In his most recent role at FHI 360, a non-profit development organization, Dr. Sany provided technical leadership in the design and implementation of multi-year, multi-million-dollar peacebuilding and civil society development programs in several countries in Africa and Asia. He has led development strategies for many civil society organizations in Africa. He also advised the design, implementation, and dissemination of the annual USAID Civil Society Sustainability Index that assesses the civil society sector and operating environment in 75 countries, including 32 in Africa.

Prior to his work at FHI 360, Dr. Sany advised international organizations and development agencies including the United Nations Stabilization Mission in Haiti, USAID missions, and the Economic Community of Central African States on peacebuilding and development strategies. He led several peacebuilding and civil society program assessment and evaluation missions in more than 20 countries in Africa. In addition, he has worked with USIP staff to expand and establish the U.S. State Department-funded USIP/ African Contingency Operations Training and Assistance program as a gold standard of civilian-led pre-deployment curriculum training on the continent. Sany has a rich experience moderating high-level, multi-stakeholder policy dialogues and collaborative actions at the national level in Djibouti, Mali, and Senegal, and others.
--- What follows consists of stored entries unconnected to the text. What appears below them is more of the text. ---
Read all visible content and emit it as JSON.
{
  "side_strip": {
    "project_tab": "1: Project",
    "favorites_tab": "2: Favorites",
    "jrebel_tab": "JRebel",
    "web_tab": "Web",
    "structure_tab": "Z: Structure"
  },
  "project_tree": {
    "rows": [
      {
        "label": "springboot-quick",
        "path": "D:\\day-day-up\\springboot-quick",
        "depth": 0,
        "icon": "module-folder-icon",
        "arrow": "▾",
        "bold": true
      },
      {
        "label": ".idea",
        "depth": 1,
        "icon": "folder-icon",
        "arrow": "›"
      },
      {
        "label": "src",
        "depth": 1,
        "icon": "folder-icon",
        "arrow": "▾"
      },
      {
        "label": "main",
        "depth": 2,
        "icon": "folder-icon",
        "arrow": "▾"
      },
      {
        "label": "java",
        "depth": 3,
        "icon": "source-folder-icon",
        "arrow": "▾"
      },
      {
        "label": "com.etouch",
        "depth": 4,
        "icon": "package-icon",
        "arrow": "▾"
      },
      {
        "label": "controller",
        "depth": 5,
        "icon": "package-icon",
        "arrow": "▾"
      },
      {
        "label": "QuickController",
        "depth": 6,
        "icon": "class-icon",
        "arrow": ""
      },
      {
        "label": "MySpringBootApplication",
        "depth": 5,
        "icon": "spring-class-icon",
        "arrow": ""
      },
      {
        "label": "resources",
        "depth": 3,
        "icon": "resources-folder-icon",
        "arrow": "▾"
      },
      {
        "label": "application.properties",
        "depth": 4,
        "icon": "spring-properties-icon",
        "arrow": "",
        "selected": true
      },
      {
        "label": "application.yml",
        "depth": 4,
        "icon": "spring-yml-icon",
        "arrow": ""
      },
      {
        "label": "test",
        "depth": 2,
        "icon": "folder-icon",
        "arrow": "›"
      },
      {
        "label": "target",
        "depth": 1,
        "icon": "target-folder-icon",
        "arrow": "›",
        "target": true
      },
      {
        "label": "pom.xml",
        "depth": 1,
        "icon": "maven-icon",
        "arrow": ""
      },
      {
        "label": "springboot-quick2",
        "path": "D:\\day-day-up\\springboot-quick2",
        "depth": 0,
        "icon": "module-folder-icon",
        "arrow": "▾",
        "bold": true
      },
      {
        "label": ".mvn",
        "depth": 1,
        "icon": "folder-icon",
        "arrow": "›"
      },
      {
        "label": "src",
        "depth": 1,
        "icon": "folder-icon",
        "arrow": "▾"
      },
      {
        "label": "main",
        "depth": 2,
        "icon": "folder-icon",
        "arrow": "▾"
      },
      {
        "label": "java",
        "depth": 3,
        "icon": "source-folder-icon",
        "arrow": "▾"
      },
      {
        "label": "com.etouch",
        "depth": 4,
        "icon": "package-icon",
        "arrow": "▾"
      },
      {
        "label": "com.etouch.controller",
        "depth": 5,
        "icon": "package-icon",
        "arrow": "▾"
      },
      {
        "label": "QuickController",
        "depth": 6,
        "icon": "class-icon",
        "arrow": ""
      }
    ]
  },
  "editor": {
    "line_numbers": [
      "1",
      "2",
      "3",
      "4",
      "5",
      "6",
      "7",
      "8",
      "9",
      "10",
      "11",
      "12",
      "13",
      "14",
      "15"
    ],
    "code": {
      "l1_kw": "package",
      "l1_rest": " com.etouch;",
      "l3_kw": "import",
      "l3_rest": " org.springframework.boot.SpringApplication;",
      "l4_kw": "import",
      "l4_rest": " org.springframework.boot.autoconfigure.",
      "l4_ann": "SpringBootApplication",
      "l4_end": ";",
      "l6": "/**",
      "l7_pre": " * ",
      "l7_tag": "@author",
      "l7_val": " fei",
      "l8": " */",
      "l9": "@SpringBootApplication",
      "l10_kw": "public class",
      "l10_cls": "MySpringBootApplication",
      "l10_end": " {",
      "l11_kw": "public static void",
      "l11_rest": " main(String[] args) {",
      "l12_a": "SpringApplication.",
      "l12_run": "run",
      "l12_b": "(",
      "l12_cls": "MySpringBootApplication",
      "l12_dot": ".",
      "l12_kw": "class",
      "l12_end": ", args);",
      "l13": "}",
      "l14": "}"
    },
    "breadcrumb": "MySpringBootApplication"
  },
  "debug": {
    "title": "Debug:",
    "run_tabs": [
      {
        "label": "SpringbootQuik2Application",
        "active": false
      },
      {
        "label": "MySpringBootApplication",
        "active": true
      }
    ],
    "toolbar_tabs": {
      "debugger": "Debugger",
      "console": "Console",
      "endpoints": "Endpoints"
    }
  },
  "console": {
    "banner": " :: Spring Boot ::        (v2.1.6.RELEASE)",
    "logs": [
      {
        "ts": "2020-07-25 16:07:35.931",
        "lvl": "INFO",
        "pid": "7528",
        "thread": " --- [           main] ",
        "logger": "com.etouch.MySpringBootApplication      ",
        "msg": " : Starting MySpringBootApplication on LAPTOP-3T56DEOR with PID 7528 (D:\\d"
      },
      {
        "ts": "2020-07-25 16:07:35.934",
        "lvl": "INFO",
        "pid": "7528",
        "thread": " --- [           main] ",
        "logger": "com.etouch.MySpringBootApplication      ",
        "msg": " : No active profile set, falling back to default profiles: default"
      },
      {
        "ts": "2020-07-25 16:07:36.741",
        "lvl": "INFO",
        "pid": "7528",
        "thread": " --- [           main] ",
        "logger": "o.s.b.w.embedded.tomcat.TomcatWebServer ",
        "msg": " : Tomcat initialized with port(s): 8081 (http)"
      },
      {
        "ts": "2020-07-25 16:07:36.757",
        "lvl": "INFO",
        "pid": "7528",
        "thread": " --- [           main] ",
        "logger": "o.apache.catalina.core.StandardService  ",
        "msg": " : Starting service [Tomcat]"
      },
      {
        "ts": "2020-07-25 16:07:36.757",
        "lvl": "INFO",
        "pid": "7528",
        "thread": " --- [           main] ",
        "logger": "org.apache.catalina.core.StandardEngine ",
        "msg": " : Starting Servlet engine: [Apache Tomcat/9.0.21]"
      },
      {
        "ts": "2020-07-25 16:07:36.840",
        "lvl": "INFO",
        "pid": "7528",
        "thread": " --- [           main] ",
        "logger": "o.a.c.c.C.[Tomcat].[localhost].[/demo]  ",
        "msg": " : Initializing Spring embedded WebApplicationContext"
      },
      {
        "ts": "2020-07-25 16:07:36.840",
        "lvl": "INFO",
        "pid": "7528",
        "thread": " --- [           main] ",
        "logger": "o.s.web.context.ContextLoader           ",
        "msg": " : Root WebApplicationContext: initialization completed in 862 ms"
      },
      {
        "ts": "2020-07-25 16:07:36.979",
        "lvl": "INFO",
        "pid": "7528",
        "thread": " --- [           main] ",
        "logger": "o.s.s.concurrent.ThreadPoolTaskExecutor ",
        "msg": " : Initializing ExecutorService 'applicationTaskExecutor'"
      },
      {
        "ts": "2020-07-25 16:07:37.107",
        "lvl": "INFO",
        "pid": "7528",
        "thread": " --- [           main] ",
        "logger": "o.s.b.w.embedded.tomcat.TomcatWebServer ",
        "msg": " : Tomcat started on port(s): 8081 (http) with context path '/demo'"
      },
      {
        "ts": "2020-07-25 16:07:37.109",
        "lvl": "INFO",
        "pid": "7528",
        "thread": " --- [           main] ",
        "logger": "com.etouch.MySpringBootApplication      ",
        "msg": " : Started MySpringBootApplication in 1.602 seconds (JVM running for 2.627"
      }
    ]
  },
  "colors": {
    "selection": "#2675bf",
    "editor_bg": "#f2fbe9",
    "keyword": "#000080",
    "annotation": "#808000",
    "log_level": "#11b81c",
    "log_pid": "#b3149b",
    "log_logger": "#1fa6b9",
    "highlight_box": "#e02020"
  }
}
Dr. Sany has researched, taught peacebuilding courses, and published scholarly articles on peacekeeping, peacebuilding, and civil society, and a book, Reintegration of Ex-Combatants: A Balancing Act. He currently writes about African development and politics in the blog African Praxis. He is fluent in English, French, and West African Pidgin English and holds a doctorate in public policy and a master’s in conflict analysis and resolution from George Mason University.